12. Future Progressive
Form
(i) The Future Progressive has the form shall/will + be + present participle:

  • I shall be doing this work tomorrow.
  • He will be going to Delhi tomorrow.

(ii) The negative sentences are formed by placing not after shall/will:

  • I shall not be doing this work tomorrow.
  • He will not be going to Delhi tomorrow.

(iii) The interrogative sentences are formed by placing shall/will before the subject:

  • Shall I be doing this work tomorrow?
  • Will he not be going to Delhi tomorrow?

(iv) The negative interrogative sentences are formed by putting shall/will before the subject and not before be:

  • Shall I not be doing this work tomorrow?
  • Will he not be going to Delhi tomorrow?

Uses of the Simple Future:
(i) The Future Progressing Tense is used to express an action that will be in progress at a given fine in future.

  • From 5 pm to 6 pm, we will be playing cricket tomorrow.

(ii) The Future Progressive Tense is used to express an action which will take place in the normal course.

  • The air conditioner will be running in the month of June.

13. Future Perfect
Form
(i) The future perfect has the form: ‘Shall/will + have + past participle ’.

  • We shall have reached there.
  • He will have done this work.

(ii) The negative sentences are formed by putting ‘not’ between ‘shall/will’ and ‘have’:

  • We shall not have reached there.
  • He will not have done this work.

(iii) The interrogative sentences are formed by placing ‘shall/will’ before the ‘subject’:

  • Shall we have reached there?
  • Will he have done this work?

(iv) The negative interrogative sentences are formed by putting ‘shall/will ’before the ‘subject’ and ‘not’after it:

  • Shall we not have reached there?
  • Will he not have done this work?

Uses of Future Perfect:
(i) The Future Perfect expresses an action that is expected to be completed by a certain time in the future:

  • They will have reached the station in half an hour.
  • He will have finished his homework by this time.

(ii) It is used to express the speaker’s belief that something has taken place:

  • He will have known the Sharmas.
  • She will have read “The Tempest.”

14. Future Perfect Progressive
Form:
(i) The Future Perfect Progressive has the form: shall/will + have + been + present participle:

  • She will have been cooking now.
  • I shall have been preparing for my examination

(ii) The negative sentences are formed by putting ‘not’ between ‘shall/will ’ and ‘have’:

  • She will not have been cooking now.
  • I shall not have been preparing for my examination.

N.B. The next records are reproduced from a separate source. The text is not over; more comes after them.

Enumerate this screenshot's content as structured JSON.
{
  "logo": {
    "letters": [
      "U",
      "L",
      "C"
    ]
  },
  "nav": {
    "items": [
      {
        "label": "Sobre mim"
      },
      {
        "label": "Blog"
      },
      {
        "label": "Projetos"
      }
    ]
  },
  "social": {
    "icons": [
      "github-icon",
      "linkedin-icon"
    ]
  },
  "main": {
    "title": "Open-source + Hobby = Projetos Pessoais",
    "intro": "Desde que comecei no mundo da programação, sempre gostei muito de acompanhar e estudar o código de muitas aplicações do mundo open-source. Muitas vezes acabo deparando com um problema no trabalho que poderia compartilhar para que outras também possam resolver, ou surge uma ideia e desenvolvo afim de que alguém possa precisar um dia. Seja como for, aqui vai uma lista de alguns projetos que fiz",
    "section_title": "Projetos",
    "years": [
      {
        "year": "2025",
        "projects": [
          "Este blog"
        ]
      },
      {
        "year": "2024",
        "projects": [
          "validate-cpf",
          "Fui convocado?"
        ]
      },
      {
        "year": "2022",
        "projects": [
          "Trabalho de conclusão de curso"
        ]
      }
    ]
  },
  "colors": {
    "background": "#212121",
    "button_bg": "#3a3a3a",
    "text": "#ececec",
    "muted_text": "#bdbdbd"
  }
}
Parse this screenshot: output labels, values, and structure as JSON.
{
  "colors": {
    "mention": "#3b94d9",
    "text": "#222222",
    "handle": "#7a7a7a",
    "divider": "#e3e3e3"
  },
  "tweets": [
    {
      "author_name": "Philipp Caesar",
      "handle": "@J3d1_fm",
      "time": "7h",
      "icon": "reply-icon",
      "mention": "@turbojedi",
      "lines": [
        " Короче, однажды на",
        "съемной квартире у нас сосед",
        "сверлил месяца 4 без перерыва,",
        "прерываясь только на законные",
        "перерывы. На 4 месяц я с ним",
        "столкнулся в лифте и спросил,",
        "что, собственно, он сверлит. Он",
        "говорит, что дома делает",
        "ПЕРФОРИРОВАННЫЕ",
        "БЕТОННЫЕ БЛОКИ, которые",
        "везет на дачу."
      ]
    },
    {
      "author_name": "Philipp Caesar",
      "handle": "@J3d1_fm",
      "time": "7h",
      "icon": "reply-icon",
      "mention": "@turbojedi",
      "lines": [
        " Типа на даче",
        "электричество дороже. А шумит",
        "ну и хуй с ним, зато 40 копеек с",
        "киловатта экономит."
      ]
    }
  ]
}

(iii) The interrogative sentences are formed by placing ‘shall/will’ before the ‘subject’:

  • Shall I have been preparing for my examination?
  • Will she have been cooking now?

(iv) The negative interrogative sentences are formed by placing ‘shall/will’ before the subject and ‘not’ after it.

  • Will she not have been cooking now?
  • Shall I not have been preparing for my examination?

Uses of Future Perfect Progressive:
The Future Perfect Progressive expresses an action as being in progress over a period of time that will end at some point in the future.

  • By next June, I shall have been completing my studies.